Dans la province d’Ituri, épicentre de l’épidémie, le Dr Jean-Marie Akandabo, impliqué dans la prise en charge des patients, qualifie la situation de « catastrophique ». Il appelle à une mobilisation immédiate pour renforcer les moyens de lutte contre cette maladie hautement contagieuse.
Cette flambée, déclarée officiellement le 15 mai, trouve en réalité son origine plusieurs mois plus tôt, dès le mois de février. Les autorités ont instauré un état d’urgence sanitaire pour tenter de limiter la propagation du virus.
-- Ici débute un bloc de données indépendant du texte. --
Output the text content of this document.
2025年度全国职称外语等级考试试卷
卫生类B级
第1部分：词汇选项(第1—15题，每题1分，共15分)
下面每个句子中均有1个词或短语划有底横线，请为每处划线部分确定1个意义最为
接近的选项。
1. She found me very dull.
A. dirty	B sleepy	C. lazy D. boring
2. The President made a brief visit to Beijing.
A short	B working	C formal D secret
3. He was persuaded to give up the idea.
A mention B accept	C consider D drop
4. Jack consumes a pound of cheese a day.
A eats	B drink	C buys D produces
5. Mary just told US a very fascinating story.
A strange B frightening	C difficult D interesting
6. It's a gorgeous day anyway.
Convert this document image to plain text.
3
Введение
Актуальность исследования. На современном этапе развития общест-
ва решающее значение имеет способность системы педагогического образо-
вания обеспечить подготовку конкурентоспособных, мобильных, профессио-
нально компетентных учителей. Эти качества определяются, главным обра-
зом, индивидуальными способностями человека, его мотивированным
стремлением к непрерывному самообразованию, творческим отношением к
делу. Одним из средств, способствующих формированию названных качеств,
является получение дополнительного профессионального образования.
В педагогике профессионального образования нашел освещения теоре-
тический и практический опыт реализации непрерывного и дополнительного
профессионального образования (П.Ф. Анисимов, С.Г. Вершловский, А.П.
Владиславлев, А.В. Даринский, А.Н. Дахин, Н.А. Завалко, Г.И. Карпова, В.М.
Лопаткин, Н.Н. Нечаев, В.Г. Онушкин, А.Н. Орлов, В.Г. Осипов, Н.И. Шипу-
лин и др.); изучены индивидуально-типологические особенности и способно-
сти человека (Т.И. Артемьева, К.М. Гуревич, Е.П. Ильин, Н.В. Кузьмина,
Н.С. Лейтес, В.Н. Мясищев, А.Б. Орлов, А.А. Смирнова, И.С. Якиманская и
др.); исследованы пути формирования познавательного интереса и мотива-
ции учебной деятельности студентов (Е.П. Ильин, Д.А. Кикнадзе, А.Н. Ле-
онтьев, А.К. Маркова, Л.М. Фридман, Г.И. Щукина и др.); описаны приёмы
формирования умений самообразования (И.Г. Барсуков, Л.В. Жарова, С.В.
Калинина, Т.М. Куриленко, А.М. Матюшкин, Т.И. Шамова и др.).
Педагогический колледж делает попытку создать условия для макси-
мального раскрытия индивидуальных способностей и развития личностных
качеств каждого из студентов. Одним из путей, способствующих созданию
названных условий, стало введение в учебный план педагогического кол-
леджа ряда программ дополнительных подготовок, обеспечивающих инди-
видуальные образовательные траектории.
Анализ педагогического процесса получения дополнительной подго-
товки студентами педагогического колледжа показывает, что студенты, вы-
Un élément particulièrement préoccupant distingue cette épidémie des précédentes : elle est causée par la souche Bundibugyo, un variant rare pour lequel aucun vaccin ni traitement spécifique n’a encore été approuvé. Des essais cliniques sont actuellement en cours dans l’est du pays pour tester un vaccin contre cette souche.
Une souche virale sans réponse médicale immédiate
Contrairement aux épidémies antérieures, celle-ci ne peut compter sur aucun outil préventif ou curatif validé. Le virus Bundibugyo, identifié pour la première fois en Ouganda en 2007, représente un défi inédit pour les équipes sanitaires. Les experts de l’OMS estiment que « la situation pourrait devenir la plus grave jamais observée en RDC », avec un taux de létalité actuel de 45,9 %, bien supérieur à celui de la flambée ouest-africaine de 2014-2016.
Les travailleurs humanitaires sur le terrain décrivent une épidémie qui échappe à leur contrôle. Les grèves des agents de santé, motivées par des retards de paiement, et l’absence d’un vaccin efficace compliquent davantage la tâche. « Sans vaccin adéquat, la seule stratégie repose sur une détection précoce et l’isolement des cas dans des centres spécialisés », explique Paul Hunter, épidémiologiste britannique. Pourtant, dans une région en proie à l’insécurité et aux coupures de communication, cette approche s’avère souvent inapplicable.

Face à cette urgence, l’OMS a recommandé le lancement d’un essai clinique à grande échelle avec le vaccin Ervebo, actuellement homologué contre la souche Zaïre du virus. Des données préliminaires suggèrent qu’il pourrait offrir une protection partielle contre la souche Bundibugyo. Trois autres vaccins potentiels sont en phase initiale de développement, mais leur disponibilité reste incertaine.
Le Dr Mohamed Yakub Janabi, directeur régional de l’OMS pour l’Afrique, résume la situation : « Les équipes sanitaires courent après le virus, qui prend systématiquement de l’avance ». La transmission du virus, favorisée par les contacts avec les fluides corporels, rend son contrôle particulièrement ardu dans un contexte de crise humanitaire.
Cette épidémie rappelle tragiquement que l’Ebola, identifié pour la première fois en 1976 près de la rivière Ebola en RDC, reste une menace sanitaire majeure. Les défis actuels soulignent l’urgence d’une coordination internationale renforcée et d’investissements durables pour prévenir de futures catastrophes.